Johnny Evans

No. 8
- Positions: Punter, quarterback

Personal information
- Born: February 18, 1956 (age 70) High Point, North Carolina, U.S.
- Listed height: 6 ft 1 in (1.85 m)
- Listed weight: 197 lb (89 kg)

Career information
- High school: T.W. Andrews (High Point, North Carolina)
- College: NC State
- NFL draft: 1978: 2nd round, 39th overall pick

Career history
- Cleveland Browns (1978–1980); Montreal Concordes (1982–1983); Edmonton Eskimos (1984);

Career NFL statistics
- Punts: 214
- Punt yards: 8,463
- Longest punt: 65
- Stats at Pro Football Reference

= Johnny Evans (gridiron football, born 1956) =

American football player (born 1956)

John Albert Evans Jr. (born February 18, 1956) is an American former professional football punter and quarterback and current radio sportscaster for the North Carolina State Wolfpack football team. He is also the Eastern NC Director for the Fellowship of Christian Athletes.

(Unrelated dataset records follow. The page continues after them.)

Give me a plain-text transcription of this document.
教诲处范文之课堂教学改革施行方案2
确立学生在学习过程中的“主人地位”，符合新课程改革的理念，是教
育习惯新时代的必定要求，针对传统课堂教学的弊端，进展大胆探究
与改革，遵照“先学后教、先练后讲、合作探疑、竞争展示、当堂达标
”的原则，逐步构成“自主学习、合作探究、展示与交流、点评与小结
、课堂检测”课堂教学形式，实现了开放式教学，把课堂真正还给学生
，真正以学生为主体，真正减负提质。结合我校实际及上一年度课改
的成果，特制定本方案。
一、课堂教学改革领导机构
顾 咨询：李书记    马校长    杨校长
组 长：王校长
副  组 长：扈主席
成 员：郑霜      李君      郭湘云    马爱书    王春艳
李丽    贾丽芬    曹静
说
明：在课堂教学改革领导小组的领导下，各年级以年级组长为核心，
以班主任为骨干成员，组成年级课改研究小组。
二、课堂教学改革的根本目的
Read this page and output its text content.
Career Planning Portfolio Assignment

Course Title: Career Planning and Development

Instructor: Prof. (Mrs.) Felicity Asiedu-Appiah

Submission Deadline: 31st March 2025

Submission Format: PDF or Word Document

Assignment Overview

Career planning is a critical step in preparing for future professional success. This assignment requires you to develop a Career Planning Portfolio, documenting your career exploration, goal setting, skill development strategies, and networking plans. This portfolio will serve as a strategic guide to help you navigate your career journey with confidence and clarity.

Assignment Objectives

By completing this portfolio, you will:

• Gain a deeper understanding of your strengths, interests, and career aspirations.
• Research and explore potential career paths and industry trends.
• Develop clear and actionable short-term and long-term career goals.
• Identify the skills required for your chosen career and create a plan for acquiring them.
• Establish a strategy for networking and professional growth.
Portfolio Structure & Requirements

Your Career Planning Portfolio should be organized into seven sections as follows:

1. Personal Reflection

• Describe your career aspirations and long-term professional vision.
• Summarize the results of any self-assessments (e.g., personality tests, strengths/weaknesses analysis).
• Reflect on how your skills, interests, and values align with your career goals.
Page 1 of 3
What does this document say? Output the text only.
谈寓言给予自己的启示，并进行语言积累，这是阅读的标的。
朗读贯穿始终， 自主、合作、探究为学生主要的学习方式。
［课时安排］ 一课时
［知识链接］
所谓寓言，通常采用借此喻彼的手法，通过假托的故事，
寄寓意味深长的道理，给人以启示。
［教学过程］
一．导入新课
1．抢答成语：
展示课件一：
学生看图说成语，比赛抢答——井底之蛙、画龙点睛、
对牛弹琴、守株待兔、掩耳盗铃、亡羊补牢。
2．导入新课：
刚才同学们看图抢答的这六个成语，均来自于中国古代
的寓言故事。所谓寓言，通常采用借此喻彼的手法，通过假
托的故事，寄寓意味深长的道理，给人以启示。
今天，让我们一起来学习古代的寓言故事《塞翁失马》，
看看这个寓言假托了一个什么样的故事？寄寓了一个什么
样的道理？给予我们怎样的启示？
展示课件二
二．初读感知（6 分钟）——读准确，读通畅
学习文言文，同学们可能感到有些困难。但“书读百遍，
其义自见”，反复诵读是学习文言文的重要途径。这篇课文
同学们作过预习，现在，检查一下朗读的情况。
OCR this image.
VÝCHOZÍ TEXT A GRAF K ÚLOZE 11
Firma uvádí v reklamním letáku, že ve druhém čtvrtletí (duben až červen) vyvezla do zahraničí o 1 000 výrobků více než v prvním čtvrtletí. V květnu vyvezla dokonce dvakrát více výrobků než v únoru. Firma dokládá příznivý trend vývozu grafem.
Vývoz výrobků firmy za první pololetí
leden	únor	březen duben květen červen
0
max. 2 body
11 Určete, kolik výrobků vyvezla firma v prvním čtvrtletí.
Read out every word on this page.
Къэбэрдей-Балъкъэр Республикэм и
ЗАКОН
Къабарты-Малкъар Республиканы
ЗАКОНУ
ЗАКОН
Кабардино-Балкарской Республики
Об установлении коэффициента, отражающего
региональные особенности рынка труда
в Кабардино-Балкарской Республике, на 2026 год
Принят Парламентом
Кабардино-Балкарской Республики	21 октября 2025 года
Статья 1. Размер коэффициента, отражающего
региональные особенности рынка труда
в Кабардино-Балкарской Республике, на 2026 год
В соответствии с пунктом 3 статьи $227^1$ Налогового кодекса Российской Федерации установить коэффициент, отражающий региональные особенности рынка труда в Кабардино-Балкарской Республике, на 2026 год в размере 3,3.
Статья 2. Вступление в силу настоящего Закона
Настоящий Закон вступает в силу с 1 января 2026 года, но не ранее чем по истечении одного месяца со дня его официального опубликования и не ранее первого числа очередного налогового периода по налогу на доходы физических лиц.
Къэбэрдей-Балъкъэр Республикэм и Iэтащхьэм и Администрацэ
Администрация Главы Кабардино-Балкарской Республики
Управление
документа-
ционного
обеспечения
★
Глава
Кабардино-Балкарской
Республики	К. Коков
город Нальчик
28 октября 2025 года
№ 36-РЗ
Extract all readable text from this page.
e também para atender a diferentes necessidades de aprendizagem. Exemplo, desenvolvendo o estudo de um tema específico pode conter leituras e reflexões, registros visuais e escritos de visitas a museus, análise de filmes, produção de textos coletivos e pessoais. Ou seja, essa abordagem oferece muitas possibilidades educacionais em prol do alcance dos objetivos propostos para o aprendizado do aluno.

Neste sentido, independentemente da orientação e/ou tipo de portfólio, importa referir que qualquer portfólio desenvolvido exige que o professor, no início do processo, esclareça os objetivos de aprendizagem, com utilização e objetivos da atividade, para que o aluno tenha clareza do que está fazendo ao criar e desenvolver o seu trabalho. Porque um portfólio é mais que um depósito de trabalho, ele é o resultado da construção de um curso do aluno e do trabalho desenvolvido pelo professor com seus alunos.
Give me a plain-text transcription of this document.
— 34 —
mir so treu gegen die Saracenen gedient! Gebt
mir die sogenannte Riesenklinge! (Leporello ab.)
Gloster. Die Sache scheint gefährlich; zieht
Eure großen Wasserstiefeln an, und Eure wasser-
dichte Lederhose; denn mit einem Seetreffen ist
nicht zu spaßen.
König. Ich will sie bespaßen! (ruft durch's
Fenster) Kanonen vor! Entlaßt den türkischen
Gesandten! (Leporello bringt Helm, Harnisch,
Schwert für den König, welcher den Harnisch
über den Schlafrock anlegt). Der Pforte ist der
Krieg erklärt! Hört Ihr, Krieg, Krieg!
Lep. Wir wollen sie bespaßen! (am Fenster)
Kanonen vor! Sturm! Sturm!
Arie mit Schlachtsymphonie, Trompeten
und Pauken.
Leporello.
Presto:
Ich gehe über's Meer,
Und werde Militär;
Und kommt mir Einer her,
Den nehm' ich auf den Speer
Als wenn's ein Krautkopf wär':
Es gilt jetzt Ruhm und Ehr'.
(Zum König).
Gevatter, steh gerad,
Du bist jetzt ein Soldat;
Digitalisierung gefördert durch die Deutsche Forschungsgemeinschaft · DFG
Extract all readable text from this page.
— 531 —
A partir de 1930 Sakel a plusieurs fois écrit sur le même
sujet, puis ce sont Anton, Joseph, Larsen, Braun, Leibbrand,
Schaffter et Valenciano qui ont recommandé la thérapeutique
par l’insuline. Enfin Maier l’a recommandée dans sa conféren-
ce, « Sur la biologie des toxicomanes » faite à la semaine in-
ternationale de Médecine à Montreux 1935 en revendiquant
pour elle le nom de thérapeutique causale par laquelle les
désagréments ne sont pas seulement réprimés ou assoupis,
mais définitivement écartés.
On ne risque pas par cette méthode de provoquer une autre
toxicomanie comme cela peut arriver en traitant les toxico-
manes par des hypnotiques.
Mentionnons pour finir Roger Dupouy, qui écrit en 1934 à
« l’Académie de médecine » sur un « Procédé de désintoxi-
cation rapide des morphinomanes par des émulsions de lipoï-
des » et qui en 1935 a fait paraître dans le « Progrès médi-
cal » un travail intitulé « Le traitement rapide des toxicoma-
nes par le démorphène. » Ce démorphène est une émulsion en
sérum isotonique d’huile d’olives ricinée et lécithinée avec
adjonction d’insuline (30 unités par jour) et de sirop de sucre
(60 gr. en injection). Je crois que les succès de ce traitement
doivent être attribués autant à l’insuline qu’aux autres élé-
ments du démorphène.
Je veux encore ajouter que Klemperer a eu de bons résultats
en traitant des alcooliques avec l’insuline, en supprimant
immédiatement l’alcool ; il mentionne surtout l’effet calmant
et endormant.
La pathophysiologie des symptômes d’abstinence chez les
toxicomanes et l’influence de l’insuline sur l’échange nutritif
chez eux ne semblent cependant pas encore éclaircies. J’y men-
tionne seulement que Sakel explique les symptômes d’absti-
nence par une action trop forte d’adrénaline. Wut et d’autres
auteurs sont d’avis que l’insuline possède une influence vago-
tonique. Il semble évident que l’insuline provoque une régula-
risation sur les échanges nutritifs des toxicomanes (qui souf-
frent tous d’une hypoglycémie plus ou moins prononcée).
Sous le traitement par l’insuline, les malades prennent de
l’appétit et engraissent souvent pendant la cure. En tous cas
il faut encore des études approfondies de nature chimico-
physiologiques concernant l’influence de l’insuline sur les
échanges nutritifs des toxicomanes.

He played his college football career for NC State where he led the team to an 8–4 record his senior season, and was named MVP of the 1977 Peach Bowl. He completed three years in the NFL for the Cleveland Browns and four years in the CFL for the Montreal Alouettes/Concordes and the Edmonton Eskimos. Since 1996 he has been the radio color commentator for NC State football. He is the father of quadruplets, two of whom played football for NC State.